The champagne was excellent. Her thoughts were bubbling. Her vision the teensiest bit pixilated. Was that a Picasso? Why yes it was. And over there, did she recognize a de Kooning? So many powerful images in one room it felt a bit like a boxing ring. She was punched from every side by muscular, perspective-wrenching paintings, manly agonies assaulting her wherever she turned. This was like being in a poorly hung museum. Too many masterpieces on one floor. She decided to keep heading upstairs.

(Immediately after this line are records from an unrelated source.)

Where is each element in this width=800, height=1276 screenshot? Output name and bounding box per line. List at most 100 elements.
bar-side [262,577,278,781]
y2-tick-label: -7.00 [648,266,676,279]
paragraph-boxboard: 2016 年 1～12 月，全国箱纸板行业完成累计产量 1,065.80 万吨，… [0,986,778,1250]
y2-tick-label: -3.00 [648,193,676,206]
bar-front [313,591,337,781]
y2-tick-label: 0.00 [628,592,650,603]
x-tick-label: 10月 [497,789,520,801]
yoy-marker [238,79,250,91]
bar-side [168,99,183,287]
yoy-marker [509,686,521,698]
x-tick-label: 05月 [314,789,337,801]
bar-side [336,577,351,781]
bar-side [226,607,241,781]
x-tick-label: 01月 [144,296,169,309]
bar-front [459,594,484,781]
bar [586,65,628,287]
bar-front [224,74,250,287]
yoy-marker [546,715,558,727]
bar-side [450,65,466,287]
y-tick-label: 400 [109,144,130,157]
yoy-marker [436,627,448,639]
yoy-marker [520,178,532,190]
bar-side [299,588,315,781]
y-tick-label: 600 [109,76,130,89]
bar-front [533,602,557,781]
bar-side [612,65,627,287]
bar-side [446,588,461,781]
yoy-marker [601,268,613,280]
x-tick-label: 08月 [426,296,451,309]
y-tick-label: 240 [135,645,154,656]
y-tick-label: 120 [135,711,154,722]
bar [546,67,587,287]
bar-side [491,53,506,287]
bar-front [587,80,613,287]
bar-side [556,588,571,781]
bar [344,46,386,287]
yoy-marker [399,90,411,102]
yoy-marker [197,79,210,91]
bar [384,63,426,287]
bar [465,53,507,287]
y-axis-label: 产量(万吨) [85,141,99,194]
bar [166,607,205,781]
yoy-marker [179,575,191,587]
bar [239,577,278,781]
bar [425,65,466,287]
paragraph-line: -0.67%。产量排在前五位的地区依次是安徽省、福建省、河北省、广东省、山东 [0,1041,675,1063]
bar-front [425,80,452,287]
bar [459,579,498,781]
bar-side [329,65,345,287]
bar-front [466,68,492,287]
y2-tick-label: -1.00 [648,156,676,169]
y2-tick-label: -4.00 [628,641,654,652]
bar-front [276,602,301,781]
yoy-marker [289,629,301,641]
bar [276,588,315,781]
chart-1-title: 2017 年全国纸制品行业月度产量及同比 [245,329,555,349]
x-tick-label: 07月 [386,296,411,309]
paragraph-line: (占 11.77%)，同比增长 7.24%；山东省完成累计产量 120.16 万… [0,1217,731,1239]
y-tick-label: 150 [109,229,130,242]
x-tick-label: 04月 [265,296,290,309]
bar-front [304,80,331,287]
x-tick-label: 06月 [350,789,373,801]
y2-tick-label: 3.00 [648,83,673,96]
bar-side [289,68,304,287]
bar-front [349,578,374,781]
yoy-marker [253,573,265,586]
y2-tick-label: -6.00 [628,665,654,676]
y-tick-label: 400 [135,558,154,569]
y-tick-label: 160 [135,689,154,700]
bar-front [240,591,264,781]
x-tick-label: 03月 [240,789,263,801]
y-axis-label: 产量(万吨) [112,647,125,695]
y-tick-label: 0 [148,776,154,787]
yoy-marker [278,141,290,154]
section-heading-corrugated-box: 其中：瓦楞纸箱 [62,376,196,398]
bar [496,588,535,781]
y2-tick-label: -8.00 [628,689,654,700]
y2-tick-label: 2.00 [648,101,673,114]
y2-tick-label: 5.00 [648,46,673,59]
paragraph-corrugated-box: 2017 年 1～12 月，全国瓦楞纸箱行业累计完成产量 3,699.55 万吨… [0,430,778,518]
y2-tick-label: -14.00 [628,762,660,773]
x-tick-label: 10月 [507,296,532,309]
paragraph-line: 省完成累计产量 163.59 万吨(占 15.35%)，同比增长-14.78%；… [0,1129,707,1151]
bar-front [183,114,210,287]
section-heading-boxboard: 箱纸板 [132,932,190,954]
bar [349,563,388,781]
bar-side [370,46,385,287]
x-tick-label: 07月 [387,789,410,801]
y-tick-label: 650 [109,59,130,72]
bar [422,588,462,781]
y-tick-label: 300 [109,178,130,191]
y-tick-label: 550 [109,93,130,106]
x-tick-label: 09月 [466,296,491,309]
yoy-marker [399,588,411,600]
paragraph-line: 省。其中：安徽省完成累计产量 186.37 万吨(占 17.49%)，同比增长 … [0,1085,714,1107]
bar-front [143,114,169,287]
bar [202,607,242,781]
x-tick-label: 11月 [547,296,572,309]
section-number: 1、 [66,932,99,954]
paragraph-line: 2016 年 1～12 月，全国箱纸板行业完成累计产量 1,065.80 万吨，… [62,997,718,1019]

In the library more-contemporary works mingled with objects and books. A Guston drawing, a Marden print, an Agnes Martin, yes! A woman artist, finally. She could be happy here. A Lisa Yuskavage painting. Well, now, she might just sit down. As she entered the room farther she noticed that in the corner sat a woman reading, wearing a long Fortuny silk gown, looking not the least bit overdressed or out of place. She sported significant jewelry on her bare arms and around her neck, interesting, complicated, yet elegant arrangements of metals and stones. Her face, on closer inspection, was shockingly asymmetrical. She was sexy and unsexy. It turned out, after she and Alix had struck up a conversation, that she was also the woman of the house, the billionaire’s wife. Alix vaguely recognized her, an actress in a former life and now a mother, a philanthropist, a supporter of the arts. But not musicals. She detested musicals. That’s why she was hiding out in the library. Zinging piano music leaped and kicked its way up the stairs, seeming to illustrate her point. Alix confessed that she didn’t much care for musicals either, but that she was there to cheer on a friend. She said goodbye to the woman, Genevieve was her name, and went back to the parlor floor for the presentation.